How many are enough?: Investigating the effectiveness of multiple conflict indicators for crash frequency-by-severity estimation by automated traffic conflict analysis

Abstract

Traffic conflict techniques are a viable alternative to crash-based safety assessments and are particularly well suited to evaluating emerging technologies such as connected and automated vehicles for which crash data are sparsely available. Recently, the use of multiple traffic conflict indicators has become common in methodological studies, yet it is often difficult to determine which conflict indicators are appropriate given the application context, and the net benefit, in terms of improved crash prediction accuracy, of considering additional conflict indicators. Addressing these concerns, this study investigates the potential benefits of multiple conflict indicators for conflict-based crash estimation models by using a multivariate extreme value modeling framework (with Gumbel-Hougaard copulas) to estimate crash frequency by severity. The selected conflict indicators include Modified Time-To-Collision (MTTC), Deceleration Rate to Avoid a Collision (DRAC), Proportion of Stopping Distance (PSD) and expected post-collision change in velocity (Delta-V). The proposed framework was applied to estimate the total, severe (Maximum Abbreviated Injury Scale ≥ 3; MAIS3+), and non-severe (MAIS < 3) rear-end crash frequencies at three four-legged signalized intersections in Brisbane, Australia. Rear-end traffic conflicts were extracted from video data using state-of-the-art Computer Vision analytics. Results show that the prediction performance improvements are not necessarily proportional to the number of conflict indicators used in extreme value models.
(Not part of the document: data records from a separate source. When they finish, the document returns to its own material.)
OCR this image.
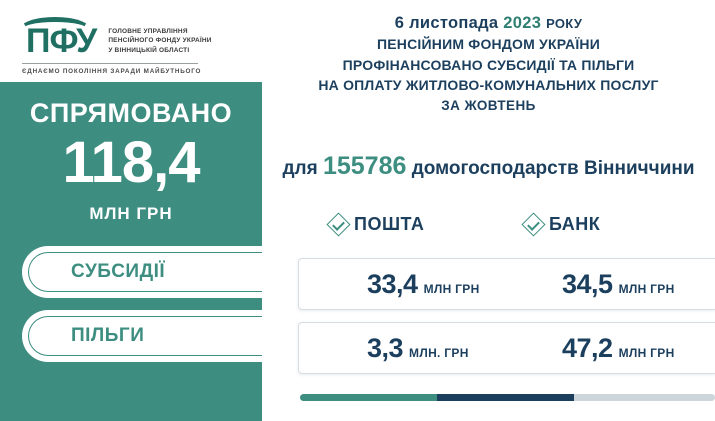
ПФУ ГОЛОВНЕ УПРАВЛІННЯ
ПЕНСІЙНОГО ФОНДУ УКРАЇНИ
У ВІННИЦЬКІЙ ОБЛАСТІ
ЄДНАЄМО ПОКОЛІННЯ ЗАРАДИ МАЙБУТНЬОГО
СПРЯМОВАНО
118,4
МЛН ГРН
СУБСИДІЇ
ПІЛЬГИ
6 листопада 2023 РОКУ
ПЕНСІЙНИМ ФОНДОМ УКРАЇНИ
ПРОФІНАНСОВАНО СУБСИДІЇ ТА ПІЛЬГИ
НА ОПЛАТУ ЖИТЛОВО-КОМУНАЛЬНИХ ПОСЛУГ
ЗА ЖОВТЕНЬ
для 155786 домогосподарств Вінниччини
ПОШТА	БАНК
33,4 МЛН ГРН	34,5 МЛН ГРН
3,3 МЛН. ГРН	47,2 МЛН ГРН
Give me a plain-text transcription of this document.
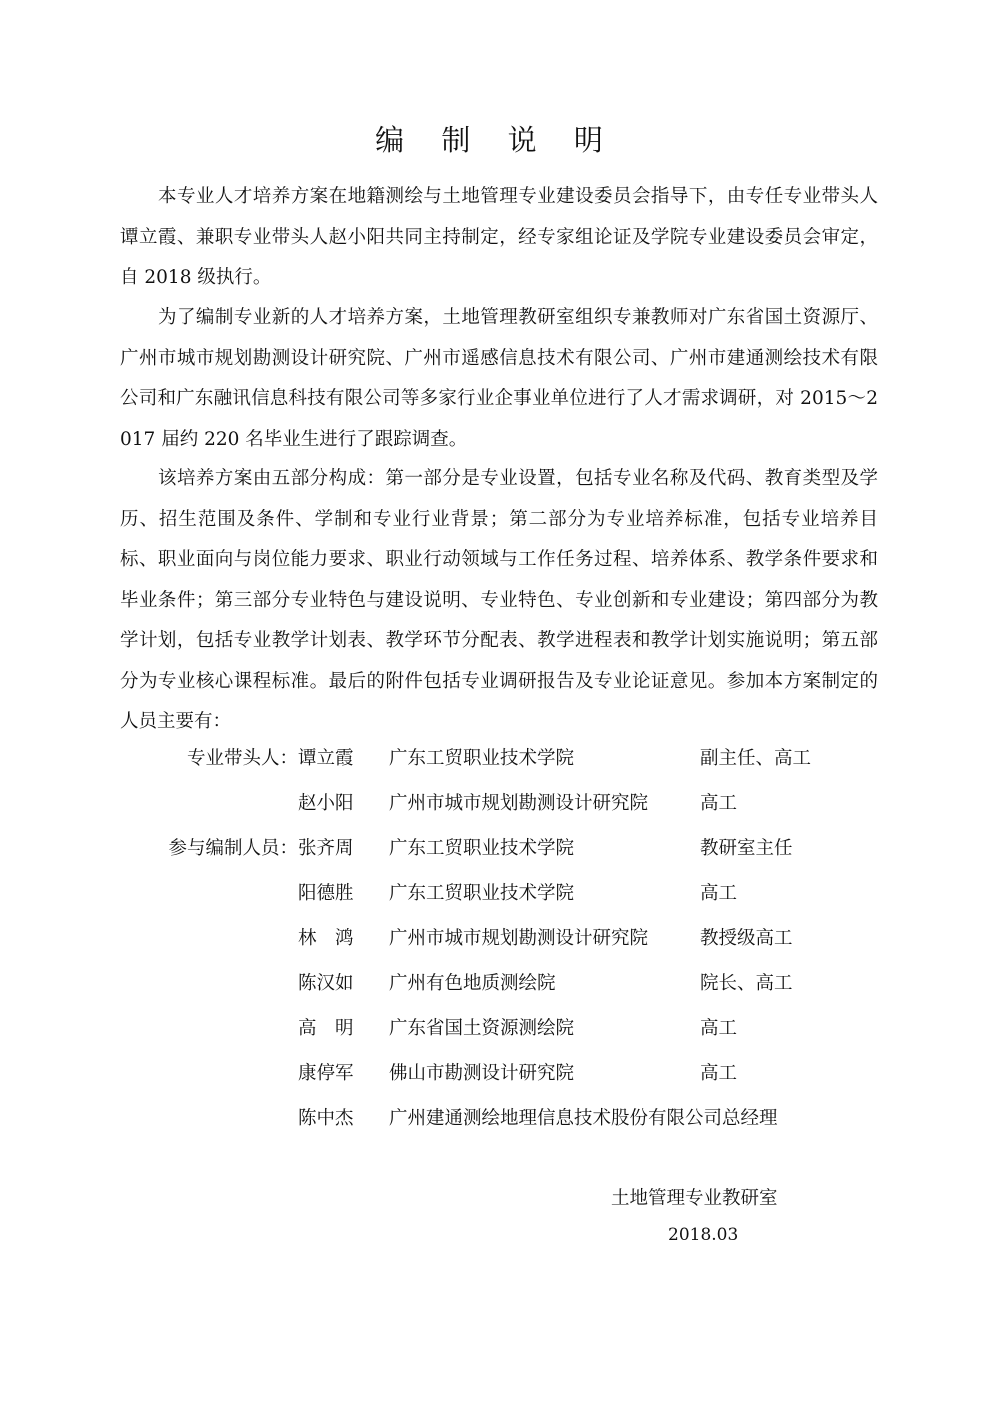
编 制 说 明

本专业人才培养方案在地籍测绘与土地管理专业建设委员会指导下，由专任专业带头人谭立霞、兼职专业带头人赵小阳共同主持制定，经专家组论证及学院专业建设委员会审定，自 2018 级执行。

为了编制专业新的人才培养方案，土地管理教研室组织专兼教师对广东省国土资源厅、广州市城市规划勘测设计研究院、广州市遥感信息技术有限公司、广州市建通测绘技术有限公司和广东融讯信息科技有限公司等多家行业企事业单位进行了人才需求调研，对 2015～2017 届约 220 名毕业生进行了跟踪调查。

该培养方案由五部分构成：第一部分是专业设置，包括专业名称及代码、教育类型及学历、招生范围及条件、学制和专业行业背景；第二部分为专业培养标准，包括专业培养目标、职业面向与岗位能力要求、职业行动领域与工作任务过程、培养体系、教学条件要求和毕业条件；第三部分专业特色与建设说明、专业特色、专业创新和专业建设；第四部分为教学计划，包括专业教学计划表、教学环节分配表、教学进程表和教学计划实施说明；第五部分为专业核心课程标准。最后的附件包括专业调研报告及专业论证意见。参加本方案制定的人员主要有：

专业带头人： 谭立霞 广东工贸职业技术学院	副主任、高工
赵小阳 广州市城市规划勘测设计研究院	高工
参与编制人员： 张齐周 广东工贸职业技术学院	教研室主任
阳德胜 广东工贸职业技术学院	高工
林　鸿 广州市城市规划勘测设计研究院	教授级高工
陈汉如 广州有色地质测绘院	院长、高工
高　明 广东省国土资源测绘院	高工
康停军 佛山市勘测设计研究院	高工
陈中杰 广州建通测绘地理信息技术股份有限公司总经理
土地管理专业教研室
2018.03
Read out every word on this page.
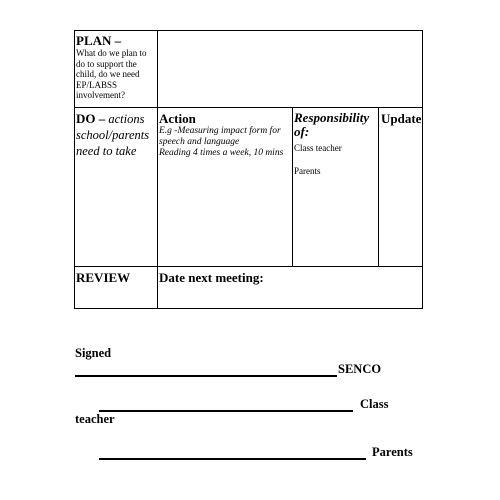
PLAN –
What do we plan to
do to support the
child, do we need
EP/LABSS
involvement?
DO – actions
school/parents
need to take
Action
E.g -Measuring impact form for
speech and language
Reading 4 times a week, 10 mins
Responsibility
of:
Class teacher
Parents
Update
REVIEW Date next meeting:
Signed
SENCO
Class
teacher
Parents
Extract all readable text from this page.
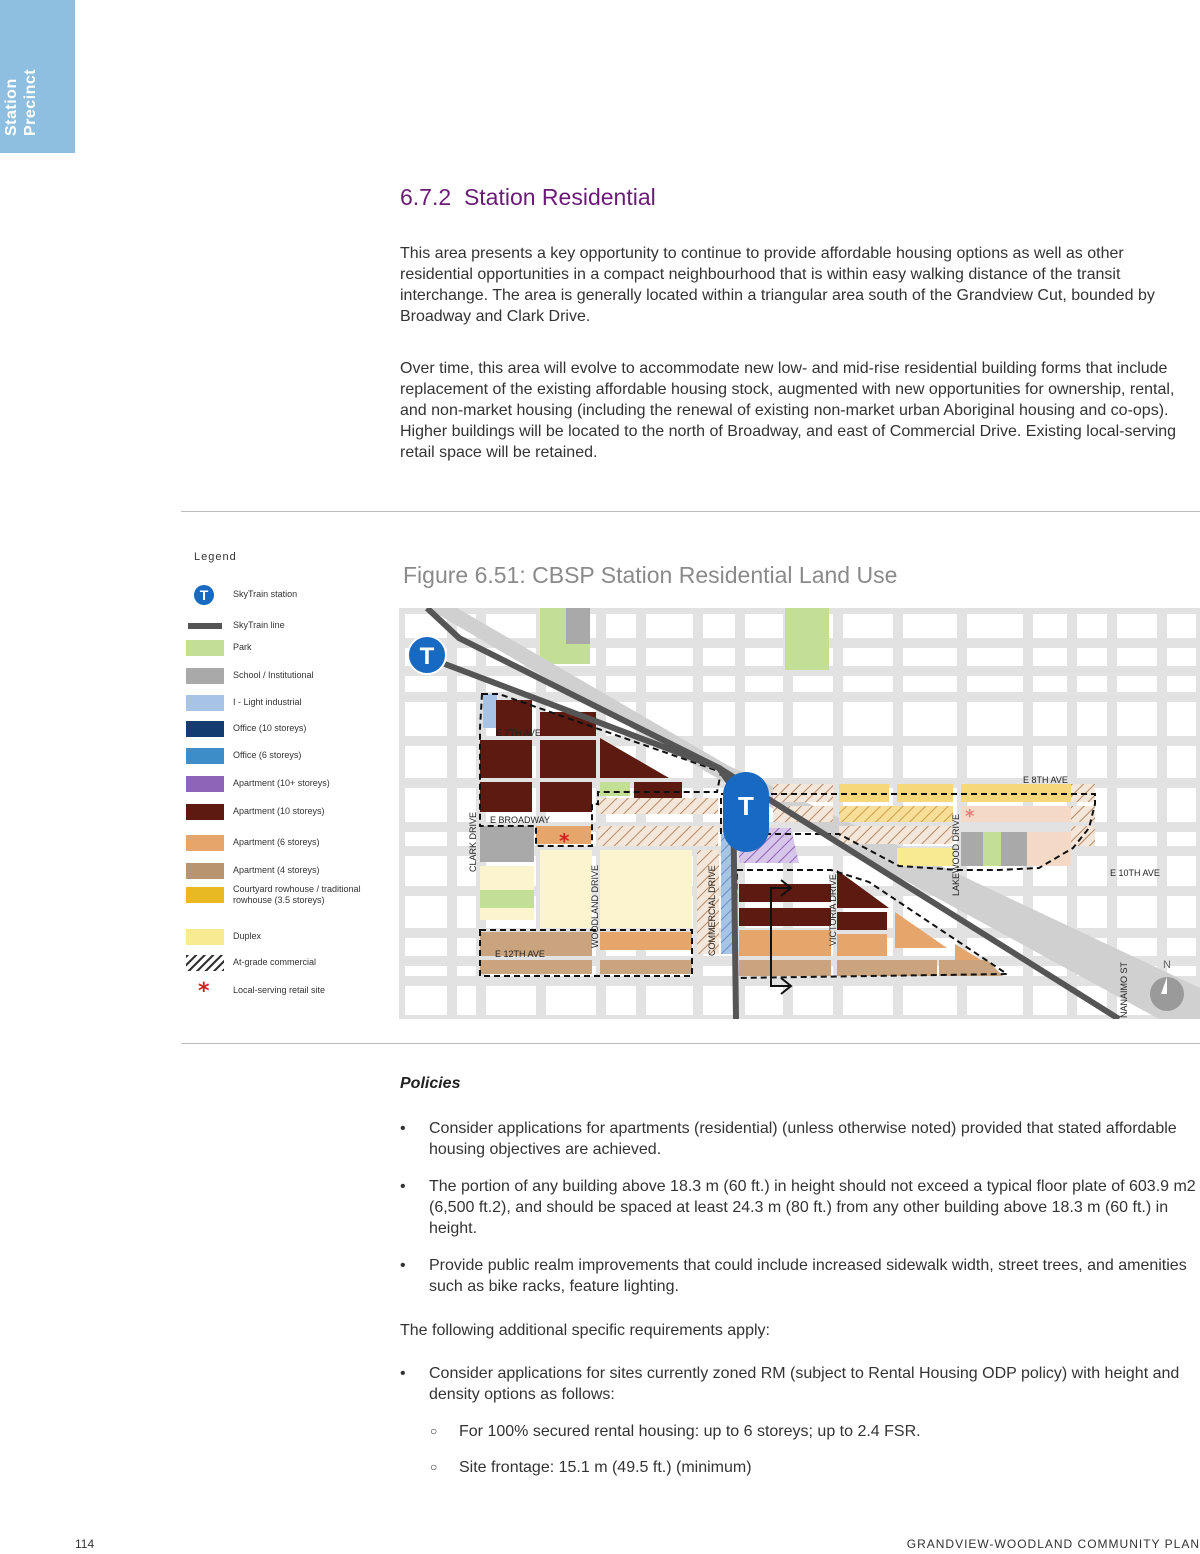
Station Precinct
6.7.2 Station Residential

This area presents a key opportunity to continue to provide affordable housing options as well as other residential opportunities in a compact neighbourhood that is within easy walking distance of the transit interchange. The area is generally located within a triangular area south of the Grandview Cut, bounded by Broadway and Clark Drive.

Over time, this area will evolve to accommodate new low- and mid-rise residential building forms that include replacement of the existing affordable housing stock, augmented with new opportunities for ownership, rental, and non-market housing (including the renewal of existing non-market urban Aboriginal housing and co-ops). Higher buildings will be located to the north of Broadway, and east of Commercial Drive. Existing local-serving retail space will be retained.

Legend
T	SkyTrain station
SkyTrain line
Park
School / Institutional
I - Light industrial
Office (10 storeys)
Office (6 storeys)
Apartment (10+ storeys)
Apartment (10 storeys)
Apartment (6 storeys)
Apartment (4 storeys)
Courtyard rowhouse / traditional rowhouse (3.5 storeys)
Duplex
At-grade commercial
*	Local-serving retail site
Figure 6.51: CBSP Station Residential Land Use
*
*
T
T
E 7TH AVE
E BROADWAY
E 8TH AVE
E 10TH AVE
E 12TH AVE
CLARK DRIVE
WOODLAND DRIVE	COMMERCIAL DRIVE	VICTORIA DRIVE
LAKEWOOD DRIVE
NANAIMO ST	N
Policies
• Consider applications for apartments (residential) (unless otherwise noted) provided that stated affordable housing objectives are achieved.
• The portion of any building above 18.3 m (60 ft.) in height should not exceed a typical floor plate of 603.9 m2 (6,500 ft.2), and should be spaced at least 24.3 m (80 ft.) from any other building above 18.3 m (60 ft.) in height.
• Provide public realm improvements that could include increased sidewalk width, street trees, and amenities such as bike racks, feature lighting.
The following additional specific requirements apply:
• Consider applications for sites currently zoned RM (subject to Rental Housing ODP policy) with height and density options as follows:
○ For 100% secured rental housing: up to 6 storeys; up to 2.4 FSR.
○ Site frontage: 15.1 m (49.5 ft.) (minimum)
114	GRANDVIEW-WOODLAND COMMUNITY PLAN
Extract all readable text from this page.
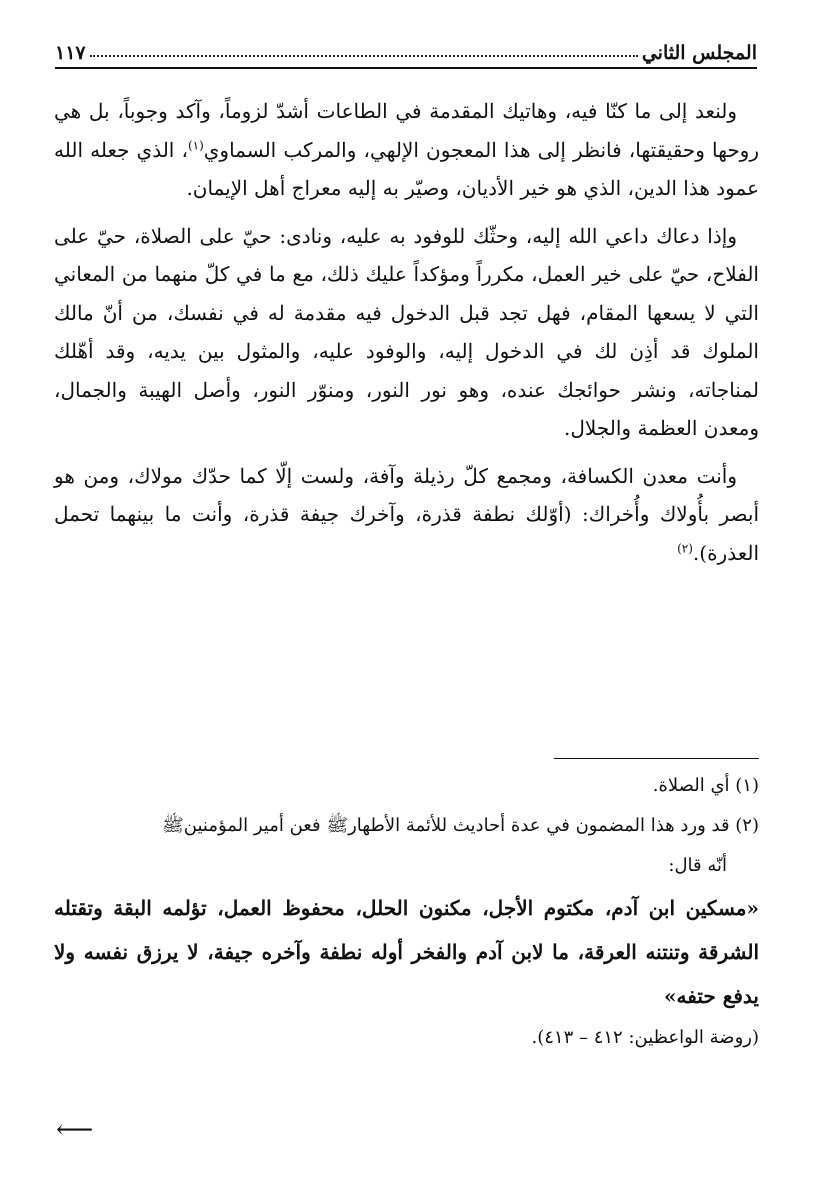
المجلس الثاني
١١٧

ولنعد إلى ما كنّا فيه، وهاتيك المقدمة في الطاعات أشدّ لزوماً، وآكد وجوباً، بل هي روحها وحقيقتها، فانظر إلى هذا المعجون الإلهي، والمركب السماوي$^{(١)}$، الذي جعله الله عمود هذا الدين، الذي هو خير الأديان، وصيّر به إليه معراج أهل الإيمان.

وإذا دعاك داعي الله إليه، وحثّك للوفود به عليه، ونادى: حيّ على الصلاة، حيّ على الفلاح، حيّ على خير العمل، مكرراً ومؤكداً عليك ذلك، مع ما في كلّ منهما من المعاني التي لا يسعها المقام، فهل تجد قبل الدخول فيه مقدمة له في نفسك، من أنّ مالك الملوك قد أذِن لك في الدخول إليه، والوفود عليه، والمثول بين يديه، وقد أهّلك لمناجاته، ونشر حوائجك عنده، وهو نور النور، ومنوّر النور، وأصل الهيبة والجمال، ومعدن العظمة والجلال.

وأنت معدن الكسافة، ومجمع كلّ رذيلة وآفة، ولست إلّا كما حدّك مولاك، ومن هو أبصر بأُولاك وأُخراك: (أوّلك نطفة قذرة، وآخرك جيفة قذرة، وأنت ما بينهما تحمل العذرة).$^{(٢)}$

(١) أي الصلاة.

(٢) قد ورد هذا المضمون في عدة أحاديث للأئمة الأطهارﷺ فعن أمير المؤمنينﷺ

أنّه قال:

«مسكين ابن آدم، مكتوم الأجل، مكنون الحلل، محفوظ العمل، تؤلمه البقة وتقتله الشرقة وتنتنه العرقة، ما لابن آدم والفخر أوله نطفة وآخره جيفة، لا يرزق نفسه ولا يدفع حتفه»

(روضة الواعظين: ٤١٢ – ٤١٣).

⟵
MTTC and DRAC, combined with the severity indicator Delta-V, were the most suitable predictors of rear-end crashes at signalized intersections. Results suggest that instead of adding more and more conflict indicators, careful selection of compatible conflict indicators (considering their functional differences and empirical correlations) is the best way to enhance the predictive performance of conflict-based models.